The use of machine learning techniques in sentiment analysis offers a powerful and efficient way to process and analyze large volumes of textual data. By training machine learning models on labeled datasets of song lyrics, the project aims to develop a sentiment analysis system that can accurately classify and interpret the emotional content of the lyrics. Through this analysis, valuable insights can be gained into the themes and sentiments prevalent in different genres of music, as well as the emotional impact of specific songs on listeners.

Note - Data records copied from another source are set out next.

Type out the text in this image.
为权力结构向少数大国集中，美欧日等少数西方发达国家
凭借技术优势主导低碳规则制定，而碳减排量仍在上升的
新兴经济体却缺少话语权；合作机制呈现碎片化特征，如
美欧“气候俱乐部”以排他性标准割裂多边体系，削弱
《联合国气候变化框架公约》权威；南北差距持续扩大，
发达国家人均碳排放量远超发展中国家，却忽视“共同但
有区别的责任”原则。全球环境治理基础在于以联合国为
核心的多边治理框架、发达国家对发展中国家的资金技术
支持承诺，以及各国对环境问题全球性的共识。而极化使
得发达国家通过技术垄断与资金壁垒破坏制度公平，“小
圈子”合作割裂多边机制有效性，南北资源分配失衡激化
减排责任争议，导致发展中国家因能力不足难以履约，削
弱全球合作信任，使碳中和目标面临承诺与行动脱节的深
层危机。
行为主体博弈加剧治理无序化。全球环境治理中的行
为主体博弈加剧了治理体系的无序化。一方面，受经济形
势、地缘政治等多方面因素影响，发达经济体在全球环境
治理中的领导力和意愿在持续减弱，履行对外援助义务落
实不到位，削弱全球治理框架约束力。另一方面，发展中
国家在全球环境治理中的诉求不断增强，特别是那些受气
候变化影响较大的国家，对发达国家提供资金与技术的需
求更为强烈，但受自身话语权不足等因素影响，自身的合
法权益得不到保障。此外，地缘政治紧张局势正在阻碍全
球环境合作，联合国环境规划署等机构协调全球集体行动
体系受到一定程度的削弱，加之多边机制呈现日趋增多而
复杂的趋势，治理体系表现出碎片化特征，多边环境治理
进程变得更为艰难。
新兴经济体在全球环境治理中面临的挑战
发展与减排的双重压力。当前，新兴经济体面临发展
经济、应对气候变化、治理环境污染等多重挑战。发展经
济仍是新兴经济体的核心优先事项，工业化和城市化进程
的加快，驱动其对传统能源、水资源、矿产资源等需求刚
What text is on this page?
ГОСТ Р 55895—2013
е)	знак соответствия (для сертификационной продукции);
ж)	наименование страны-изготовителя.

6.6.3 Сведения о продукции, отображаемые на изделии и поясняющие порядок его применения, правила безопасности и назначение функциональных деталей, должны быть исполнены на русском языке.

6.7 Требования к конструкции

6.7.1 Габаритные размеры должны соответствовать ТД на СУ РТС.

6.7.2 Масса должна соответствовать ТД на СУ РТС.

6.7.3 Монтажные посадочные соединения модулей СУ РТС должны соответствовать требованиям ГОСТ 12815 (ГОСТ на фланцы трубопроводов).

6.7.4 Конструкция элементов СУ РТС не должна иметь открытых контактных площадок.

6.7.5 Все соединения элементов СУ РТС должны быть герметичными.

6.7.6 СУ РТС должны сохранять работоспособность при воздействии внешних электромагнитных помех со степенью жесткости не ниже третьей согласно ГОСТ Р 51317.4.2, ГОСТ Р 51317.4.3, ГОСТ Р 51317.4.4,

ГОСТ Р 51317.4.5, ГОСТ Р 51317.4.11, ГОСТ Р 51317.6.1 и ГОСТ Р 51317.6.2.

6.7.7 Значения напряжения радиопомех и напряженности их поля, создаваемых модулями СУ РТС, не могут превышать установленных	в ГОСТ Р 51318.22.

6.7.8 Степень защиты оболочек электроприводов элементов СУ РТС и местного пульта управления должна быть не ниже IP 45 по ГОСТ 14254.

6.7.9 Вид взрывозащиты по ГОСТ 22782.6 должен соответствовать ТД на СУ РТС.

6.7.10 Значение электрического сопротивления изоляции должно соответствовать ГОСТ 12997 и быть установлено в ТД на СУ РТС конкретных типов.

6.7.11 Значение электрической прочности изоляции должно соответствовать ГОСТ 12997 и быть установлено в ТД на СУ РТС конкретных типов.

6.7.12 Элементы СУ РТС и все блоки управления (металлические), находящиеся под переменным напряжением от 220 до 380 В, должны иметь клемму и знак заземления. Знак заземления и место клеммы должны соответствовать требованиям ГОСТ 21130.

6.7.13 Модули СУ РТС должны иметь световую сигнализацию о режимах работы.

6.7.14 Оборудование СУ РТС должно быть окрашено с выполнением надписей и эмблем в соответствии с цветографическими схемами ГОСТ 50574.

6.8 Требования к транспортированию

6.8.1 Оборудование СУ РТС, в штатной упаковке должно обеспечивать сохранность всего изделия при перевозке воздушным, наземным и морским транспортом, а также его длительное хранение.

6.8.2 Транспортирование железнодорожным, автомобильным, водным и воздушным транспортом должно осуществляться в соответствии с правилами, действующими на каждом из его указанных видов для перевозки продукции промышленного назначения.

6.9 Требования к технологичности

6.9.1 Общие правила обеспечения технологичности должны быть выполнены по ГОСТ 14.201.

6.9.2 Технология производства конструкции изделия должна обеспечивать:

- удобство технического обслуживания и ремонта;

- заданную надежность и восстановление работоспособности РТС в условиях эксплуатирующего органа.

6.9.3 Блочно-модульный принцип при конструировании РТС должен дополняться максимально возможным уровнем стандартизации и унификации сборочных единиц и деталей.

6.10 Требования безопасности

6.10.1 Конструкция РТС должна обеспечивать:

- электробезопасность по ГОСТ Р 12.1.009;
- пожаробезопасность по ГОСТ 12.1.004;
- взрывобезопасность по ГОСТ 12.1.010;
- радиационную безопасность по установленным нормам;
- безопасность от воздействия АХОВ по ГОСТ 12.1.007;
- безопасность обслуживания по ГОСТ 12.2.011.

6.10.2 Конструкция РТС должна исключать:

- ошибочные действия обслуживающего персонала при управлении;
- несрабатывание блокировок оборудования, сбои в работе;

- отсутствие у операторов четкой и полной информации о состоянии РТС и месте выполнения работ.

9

The research will begin with an exploration of the existing literature on sentiment analysis, machine learning, and related studies in the field of music analysis. This literature review will provide a comprehensive overview of the current state-of-the-art techniques and methodologies used in sentiment analysis, as well as insights into the challenges and opportunities in analyzing song lyrics.

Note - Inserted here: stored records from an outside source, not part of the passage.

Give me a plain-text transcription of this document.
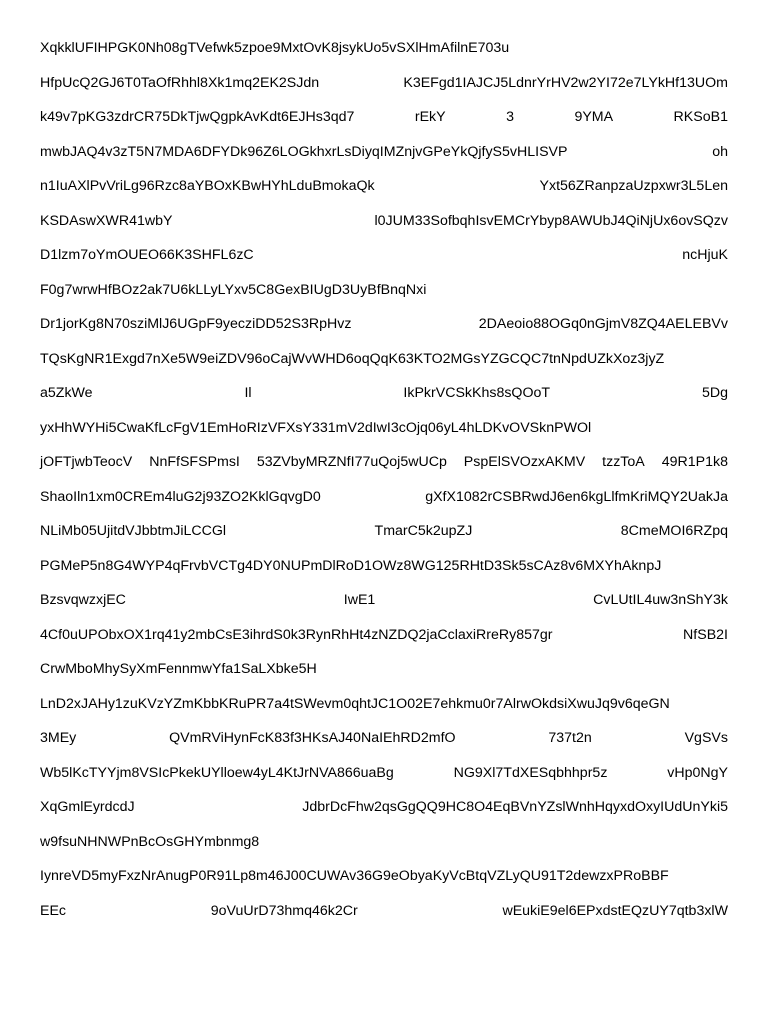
XqkklUFIHPGK0Nh08gTVefwk5zpoe9MxtOvK8jsykUo5vSXlHmAfilnE703u
HfpUcQ2GJ6T0TaOfRhhl8Xk1mq2EK2SJdn	K3EFgd1IAJCJ5LdnrYrHV2w2YI72e7LYkHf13UOm
k49v7pKG3zdrCR75DkTjwQgpkAvKdt6EJHs3qd7	rEkY	3	9YMA	RKSoB1
mwbJAQ4v3zT5N7MDA6DFYDk96Z6LOGkhxrLsDiyqIMZnjvGPeYkQjfyS5vHLISVP	oh
n1IuAXlPvVriLg96Rzc8aYBOxKBwHYhLduBmokaQk	Yxt56ZRanpzaUzpxwr3L5Len
KSDAswXWR41wbY	l0JUM33SofbqhIsvEMCrYbyp8AWUbJ4QiNjUx6ovSQzv
D1lzm7oYmOUEO66K3SHFL6zC	ncHjuK
F0g7wrwHfBOz2ak7U6kLLyLYxv5C8GexBIUgD3UyBfBnqNxi
Dr1jorKg8N70sziMlJ6UGpF9yecziDD52S3RpHvz	2DAeoio88OGq0nGjmV8ZQ4AELEBVv
TQsKgNR1Exgd7nXe5W9eiZDV96oCajWvWHD6oqQqK63KTO2MGsYZGCQC7tnNpdUZkXoz3jyZ
a5ZkWe	Il	IkPkrVCSkKhs8sQOoT	5Dg
yxHhWYHi5CwaKfLcFgV1EmHoRIzVFXsY331mV2dIwI3cOjq06yL4hLDKvOVSknPWOl
jOFTjwbTeocV NnFfSFSPmsI 53ZVbyMRZNfI77uQoj5wUCp PspElSVOzxAKMV tzzToA 49R1P1k8
ShaoIln1xm0CREm4luG2j93ZO2KklGqvgD0	gXfX1082rCSBRwdJ6en6kgLlfmKriMQY2UakJa
NLiMb05UjitdVJbbtmJiLCCGl	TmarC5k2upZJ	8CmeMOI6RZpq
PGMeP5n8G4WYP4qFrvbVCTg4DY0NUPmDlRoD1OWz8WG125RHtD3Sk5sCAz8v6MXYhAknpJ
BzsvqwzxjEC	IwE1	CvLUtIL4uw3nShY3k
4Cf0uUPObxOX1rq41y2mbCsE3ihrdS0k3RynRhHt4zNZDQ2jaCclaxiRreRy857gr	NfSB2I
CrwMboMhySyXmFennmwYfa1SaLXbke5H
LnD2xJAHy1zuKVzYZmKbbKRuPR7a4tSWevm0qhtJC1O02E7ehkmu0r7AlrwOkdsiXwuJq9v6qeGN
3MEy	QVmRViHynFcK83f3HKsAJ40NaIEhRD2mfO	737t2n	VgSVs
Wb5lKcTYYjm8VSIcPkekUYlloew4yL4KtJrNVA866uaBg	NG9Xl7TdXESqbhhpr5z	vHp0NgY
XqGmlEyrdcdJ	JdbrDcFhw2qsGgQQ9HC8O4EqBVnYZslWnhHqyxdOxyIUdUnYki5
w9fsuNHNWPnBcOsGHYmbnmg8
IynreVD5myFxzNrAnugP0R91Lp8m46J00CUWAv36G9eObyaKyVcBtqVZLyQU91T2dewzxPRoBBF
EEc	9oVuUrD73hmq46k2Cr	wEukiE9el6EPxdstEQzUY7qtb3xlW
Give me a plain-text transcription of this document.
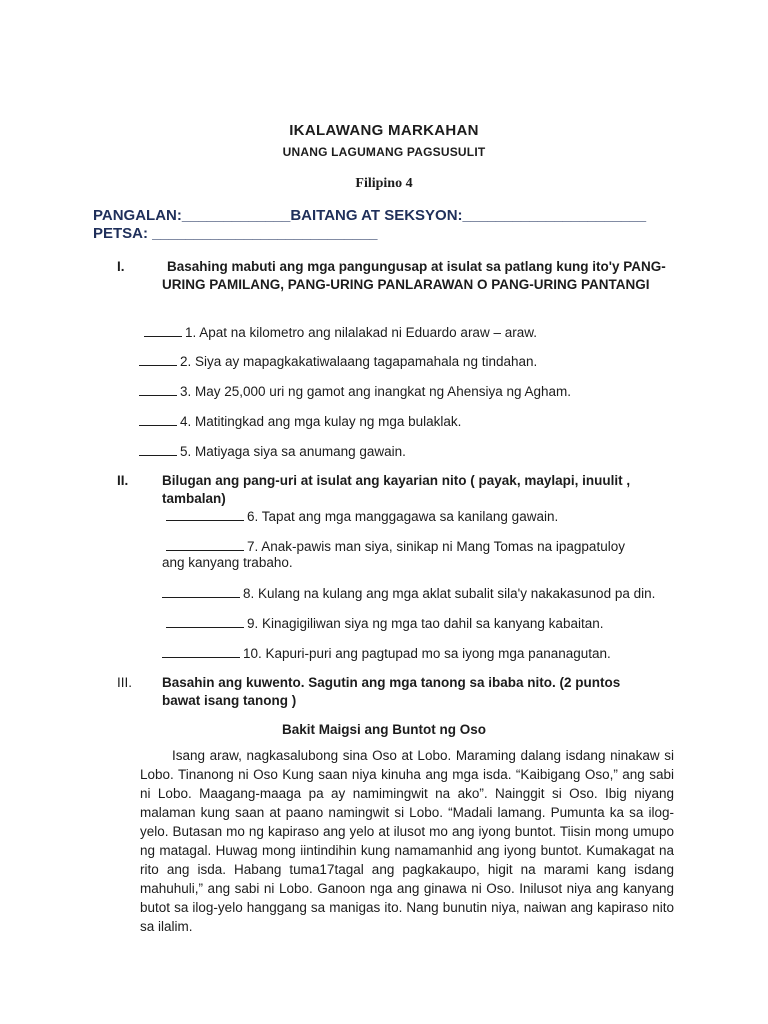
IKALAWANG MARKAHAN
UNANG LAGUMANG PAGSUSULIT
Filipino 4
PANGALAN:_____________BAITANG AT SEKSYON:______________________
PETSA: ___________________________
I.	Basahing mabuti ang mga pangungusap at isulat sa patlang kung ito'y PANG-URING PAMILANG, PANG-URING PANLARAWAN O PANG-URING PANTANGI
1. Apat na kilometro ang nilalakad ni Eduardo araw – araw.
2. Siya ay mapagkakatiwalaang tagapamahala ng tindahan.
3. May 25,000 uri ng gamot ang inangkat ng Ahensiya ng Agham.
4. Matitingkad ang mga kulay ng mga bulaklak.
5. Matiyaga siya sa anumang gawain.
II. Bilugan ang pang-uri at isulat ang kayarian nito ( payak, maylapi, inuulit ,
tambalan)
6. Tapat ang mga manggagawa sa kanilang gawain.
7. Anak-pawis man siya, sinikap ni Mang Tomas na ipagpatuloy
ang kanyang trabaho.
8. Kulang na kulang ang mga aklat subalit sila'y nakakasunod pa din.
9. Kinagigiliwan siya ng mga tao dahil sa kanyang kabaitan.
10. Kapuri-puri ang pagtupad mo sa iyong mga pananagutan.
III. Basahin ang kuwento. Sagutin ang mga tanong sa ibaba nito. (2 puntos
bawat isang tanong )
Bakit Maigsi ang Buntot ng Oso

Isang araw, nagkasalubong sina Oso at Lobo. Maraming dalang isdang ninakaw si Lobo. Tinanong ni Oso Kung saan niya kinuha ang mga isda. “Kaibigang Oso,” ang sabi ni Lobo. Maagang-maaga pa ay namimingwit na ako”. Nainggit si Oso. Ibig niyang malaman kung saan at paano namingwit si Lobo. “Madali lamang. Pumunta ka sa ilog-yelo. Butasan mo ng kapiraso ang yelo at ilusot mo ang iyong buntot. Tiisin mong umupo ng matagal. Huwag mong iintindihin kung namamanhid ang iyong buntot. Kumakagat na rito ang isda. Habang tuma17tagal ang pagkakaupo, higit na marami kang isdang mahuhuli,” ang sabi ni Lobo. Ganoon nga ang ginawa ni Oso. Inilusot niya ang kanyang butot sa ilog-yelo hanggang sa manigas ito. Nang bunutin niya, naiwan ang kapiraso nito sa ilalim.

The research methodology will involve collecting and preprocessing a large dataset of song lyrics from various genres and artists. Feature extraction techniques will be applied to represent the textual data in a format suitable for machine learning models. Different machine learning algorithms, such as support vector machines, neural networks, and decision trees, will be trained and evaluated to determine the most effective approach for sentiment analysis of song lyrics.
The findings of the study will be presented and discussed in detail, highlighting the performance of the machine learning models in accurately classifying the sentiment of song lyrics. The implications of the results will be discussed in terms of understanding the emotional content of music and its potential applications in music recommendation systems, sentiment-based music playlists, and emotional analysis of music trends.
In conclusion, the project will provide valuable insights into the sentiment expressed in song lyrics using machine learning techniques, contributing to the fields of sentiment analysis, music analysis, and computational linguistics. The research findings will have implications for understanding the emotional impact of music on listeners and enhancing the user experience in music streaming platforms and digital music services.